Sabato 6 marzo: si ripeterebbe (molto in piccolo) la situazione del 10-12 febbraio
Aria fredda in discesa verso l'Europa centrale con convergenza finale nel Mediterraneo.

A livello barico ecco pronta a ripetersi una situazione già vista molte volte durante il corso dell’inverno.

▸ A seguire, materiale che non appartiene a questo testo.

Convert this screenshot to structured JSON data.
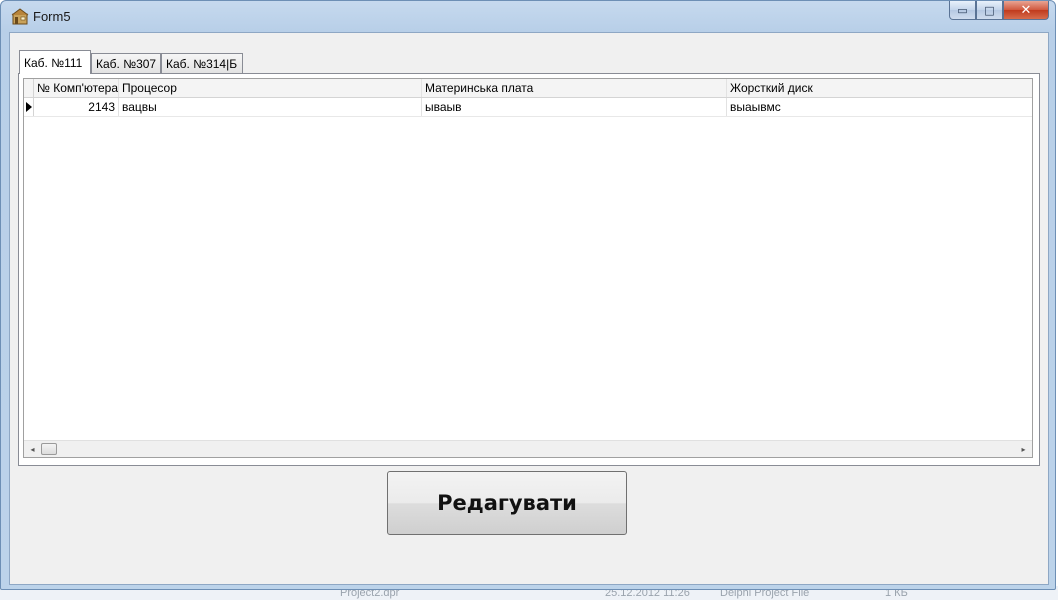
{
  "window": {
    "title": "Form5",
    "minimize_glyph": "▭",
    "maximize_glyph": "□",
    "close_glyph": "✕"
  },
  "tabs": [
    {
      "label": "Каб. №111",
      "active": true
    },
    {
      "label": "Каб. №307",
      "active": false
    },
    {
      "label": "Каб. №314|Б",
      "active": false
    }
  ],
  "grid": {
    "columns": [
      "№ Комп'ютера",
      "Процесор",
      "Материнська плата",
      "Жорсткий диск"
    ],
    "rows": [
      {
        "number": "2143",
        "processor": "вацвы",
        "motherboard": "ываыв",
        "hdd": "выаывмс"
      }
    ]
  },
  "scrollbar": {
    "left_arrow": "◂",
    "right_arrow": "▸"
  },
  "actions": {
    "edit_label": "Редагувати"
  },
  "background": {
    "file_name": "Project2.dpr",
    "file_date": "25.12.2012 11:26",
    "file_type": "Delphi Project File",
    "file_size": "1 КБ"
  }
}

L’alta pressione andrebbe ad occupare la posizione normalmente occupata dalla semipermanente d’Islanda, l’aria fredda le farebbe intorno un bel giro largo, procedendo con moto retrogrado dalle Repubbliche Baltiche sino alla Germania e poi alla Francia per convergere poi nel Mediterraneo all’altezza del Golfo del Leone.
Il freddo insomma ci aggirerebbe per poi raggiungerci, molto ma molto attenuato intorno a domenica 7. Il vortice darebbe contemporaneamente vita ad un minimo al suolo sull’alto Tirreno con tanto di maltempo diffuso, ma senza neve a bassa quota, anzi con un bel richiamo mite nord-africano.
Insomma, come già ribadito più volte, freddo che entra sull’Europa centrale ma che ormai, stante questo tipo di disposizioni bariche, difficilmente farà sentire i suoi effetti da noi.
Tutte le figure sono infatti spostate di alcuni gradi di latitudine a nord per poterci influenzare in modo pesante con le loro masse gelide.